Unter der Eisschicht eines Sees taucht die Leiche eines kleinen Jungen auf. Detective Jude Fontaine wird mit ihrem Partner Uriah Ashby sofort auf den Fall angesetzt, bei dem sie auf noch weitere eingefrorene Leichen stoßen sollen. Und alle haben eines gemeinsam: Sie sind alle zwölf Jahre alt und wurden nicht erst seit gestern vermisst. Doch warum tauchen jetzt all die Leichen auf, die schon länger als zwei Jahrzehnte vermisst wurden? Parallel findet Jude vor ihrer Eingangstür einen zurückgelassenen Vierjährigen auf, der ihr von Anfang an seltsam vorkommt. Er weiß weder wo er herkommt, noch wer seine Eltern sind oder geschweige denn, wie sein Name lautet. Doch wer hätte ahnen können, dass zwischen all dem eine Verbindung herrscht?

Fälle von Jude Fontain fühlen sich immer ein wenig nach Nach-Hause-Kommen an. Man trifft auf altbekannte Charaktere, die man schon in den vorherigen Bänden ins Herz geschlossen hat und freut sich, Neues von ihnen zu erfahren.

Auch diesmal geht es nicht nur ermittlungstechnisch rund, sondern auch privat herrschen sowohl bei Jude als auch bei Uriah mal wieder Ausnahmezustände. Den beiden wird einfach keine Ruhe gegönnt, sodass sie nicht nur mit seelischen, sondern auch mit körperlichen Begebenheiten zu kämpfen haben.
Ich finde die Stringenz und die Weiterentwicklung der beiden Protagonisten wirklich toll. Nicht nur die beiden Charaktere an sich entwickeln sich weiter, sondern auch die Beziehung untereinander erfährt immer wieder Neues.

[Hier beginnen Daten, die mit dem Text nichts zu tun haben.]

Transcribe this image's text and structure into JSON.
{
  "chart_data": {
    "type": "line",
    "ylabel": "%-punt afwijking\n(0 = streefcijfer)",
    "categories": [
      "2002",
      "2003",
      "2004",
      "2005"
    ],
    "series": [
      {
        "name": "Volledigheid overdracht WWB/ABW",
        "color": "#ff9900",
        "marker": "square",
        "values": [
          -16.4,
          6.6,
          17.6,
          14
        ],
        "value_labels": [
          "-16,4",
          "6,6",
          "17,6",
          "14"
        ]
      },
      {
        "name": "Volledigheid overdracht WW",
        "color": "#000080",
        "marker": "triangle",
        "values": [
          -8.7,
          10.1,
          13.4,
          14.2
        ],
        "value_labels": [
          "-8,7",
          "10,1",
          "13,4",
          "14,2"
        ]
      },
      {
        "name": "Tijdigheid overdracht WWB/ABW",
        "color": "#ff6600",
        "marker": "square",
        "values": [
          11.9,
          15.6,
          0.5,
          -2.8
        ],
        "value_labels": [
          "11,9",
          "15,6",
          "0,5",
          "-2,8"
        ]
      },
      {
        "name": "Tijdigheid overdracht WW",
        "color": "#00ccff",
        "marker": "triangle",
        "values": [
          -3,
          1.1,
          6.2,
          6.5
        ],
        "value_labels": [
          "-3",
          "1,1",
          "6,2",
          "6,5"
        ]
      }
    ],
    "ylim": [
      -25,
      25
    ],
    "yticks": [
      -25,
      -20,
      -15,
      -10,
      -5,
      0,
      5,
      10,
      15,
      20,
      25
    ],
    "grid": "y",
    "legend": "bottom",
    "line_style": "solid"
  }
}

Der Schreibstil ist wie gewohnt flüssig und authentisch, wenig ausschweifend und auf den Punkt gebracht.

In Sachen Spannung bin ich stark voreingenommen. Normalerweise brauche ich ein gewisses Spannungslevel, von dem ich einfach mal ausgehe, dass es hier gegeben war. Für mich sind Fontaine-Thriller einfach immer wieder eine tolle Lesezeit, die nicht nur an Spannungselementen festzumachen ist.

Einziges Manko, ich hab die Vorgängerbände vor ewigen Zeiten gelesen, was es mir ein wenig schwer machte, manche Sätze zu entschlüsseln. Im Kern konnte ich mir schon zusammenreimen, was ungefähr vorgefallen ist, jedoch fehlten mir einfach die Erinnerungen zu vorangegangenen Fällen.

Eine mutige Protagonistin, ein sympathisches Ermittlungsduo und allerlei spannende Ereignisse.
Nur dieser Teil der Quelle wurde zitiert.